Another useful resource for planning your garden for the year can be found at GardenGrow. Here you can see what to plant when, specifically for where you live in New Zealand. And while most of us understand how the timing of planting can affect the end yield, for plants used for their therapeutic properties, the timing of their harvest is equally important.
The plants Artemis uses are harvested at different times, in order to harness the highest levels of their active constituents. For example, roots of perennial plants like Liquorice are usually harvested in the autumn or winter, after the foliage has died back, whereas the leaves and flowers of Thyme are best harvested when the plants are coming into full flower in early summer. While harvest occurs for each species at approximately the same time each year, it can vary by days or even weeks, depending on the seasonal conditions.
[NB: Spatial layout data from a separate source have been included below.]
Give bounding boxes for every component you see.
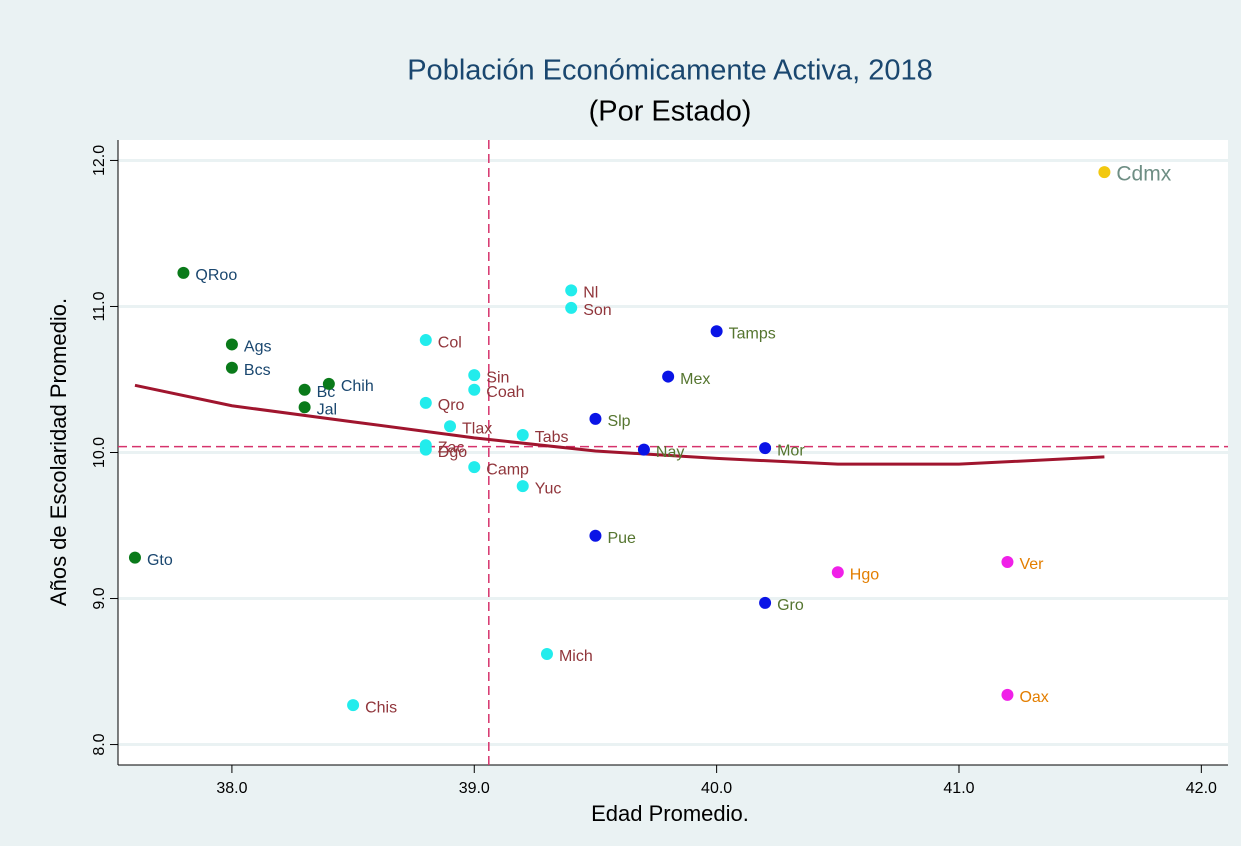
point — [831, 566, 844, 579]
chart-subtitle: (Por Estado) — [589, 96, 752, 128]
point-label: Nl — [583, 285, 598, 302]
point-label: Son — [583, 302, 611, 319]
point-label: Ags — [244, 339, 272, 356]
point — [540, 648, 553, 661]
point-label: Zac — [438, 439, 465, 456]
x-axis-label: Edad Promedio. — [591, 801, 749, 826]
x-tick-label: 38.0 — [216, 780, 247, 797]
y-axis-label: Años de Escolaridad Promedio. — [46, 298, 71, 606]
point — [298, 383, 311, 396]
y-tick-label: 10.0 — [91, 437, 108, 468]
point — [759, 442, 772, 455]
fit-line — [134, 383, 1105, 466]
point — [347, 699, 360, 712]
x-tick-label: 42.0 — [1186, 780, 1217, 797]
point-label: Tlax — [462, 420, 492, 437]
point — [637, 443, 650, 456]
point-label: Hgo — [850, 566, 879, 583]
point — [662, 370, 675, 383]
point-label: Tabs — [535, 429, 569, 446]
point-label: Tamps — [729, 326, 776, 343]
point — [589, 529, 602, 542]
point — [225, 338, 238, 351]
point-label: Chis — [365, 699, 397, 716]
point — [565, 284, 578, 297]
point — [759, 596, 772, 609]
point-label: Camp — [486, 461, 529, 478]
point-label: Mor — [777, 442, 805, 459]
point-label: Mex — [680, 371, 710, 388]
point — [225, 361, 238, 374]
point-label: Gro — [777, 597, 804, 614]
point-label: Cdmx — [1116, 163, 1171, 186]
point-label: Qro — [438, 397, 465, 414]
point — [444, 420, 457, 433]
point-label: Pue — [607, 530, 636, 547]
y-tick-label: 8.0 — [91, 733, 108, 755]
point — [1001, 556, 1014, 569]
point — [177, 266, 190, 279]
y-tick-label: 11.0 — [91, 291, 108, 321]
x-tick-label: 39.0 — [459, 780, 490, 797]
point — [298, 401, 311, 414]
point — [322, 377, 335, 390]
point-label: Yuc — [535, 480, 562, 497]
point — [565, 301, 578, 314]
point-label: Col — [438, 334, 462, 351]
point-label: Ver — [1019, 556, 1044, 573]
point — [419, 334, 432, 347]
point-label: Nay — [656, 444, 684, 461]
point-label: Sin — [486, 369, 509, 386]
point — [516, 428, 529, 441]
point-label: Gto — [147, 552, 173, 569]
point-label: Dgo — [438, 444, 467, 461]
point — [589, 412, 602, 425]
point — [468, 369, 481, 382]
point-label: Oax — [1019, 689, 1048, 706]
point — [419, 396, 432, 409]
y-tick-label: 9.0 — [91, 587, 108, 609]
point — [710, 325, 723, 338]
point — [419, 443, 432, 456]
point-label: Mich — [559, 648, 593, 665]
point — [468, 461, 481, 474]
point-label: Jal — [317, 401, 337, 418]
point — [468, 383, 481, 396]
point-label: Coah — [486, 384, 524, 401]
point — [1098, 166, 1111, 179]
point — [1001, 688, 1014, 701]
point-label: Slp — [607, 413, 630, 430]
chart-title: Población Económicamente Activa, 2018 — [407, 55, 933, 87]
point — [516, 480, 529, 493]
point-label: QRoo — [195, 267, 237, 284]
y-tick-label: 12.0 — [91, 145, 108, 176]
x-tick-label: 41.0 — [943, 780, 974, 797]
point — [128, 551, 141, 564]
point-label: Chih — [341, 378, 374, 395]
point-label: Bcs — [244, 362, 271, 379]
x-tick-label: 40.0 — [701, 780, 732, 797]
Understanding which part of a plant is therapeutically active, and when and how it is best harvested, requires integrating both traditional knowledge refined over hundreds of years, and practical knowledge gained from experience in growing in different soils, terrain, and climates. This is one reason why not all plant material grown for therapeutic use is equally potent, and why it is important as a consumer to know a natural health product manufacturer has robust quality measures in place to ensure effective ingredients are sourced. At Artemis we won't compromise on what is best for your health by sourcing inferior ingredients; we use only those sourced from suppliers with rigorous growing and quality standards, so you can rely on them being effective, and free from chemicals and environmental pollutants.
Artemis believes we thrive only when we live harmoniously with our natural environment, and conservation and respect for the environment are strong themes for the celebration of Matariki. It’s a good time to assess our impact on the world around us and to recommit to respecting and protecting nature so that future generations are able to enjoy the same quality of life we do.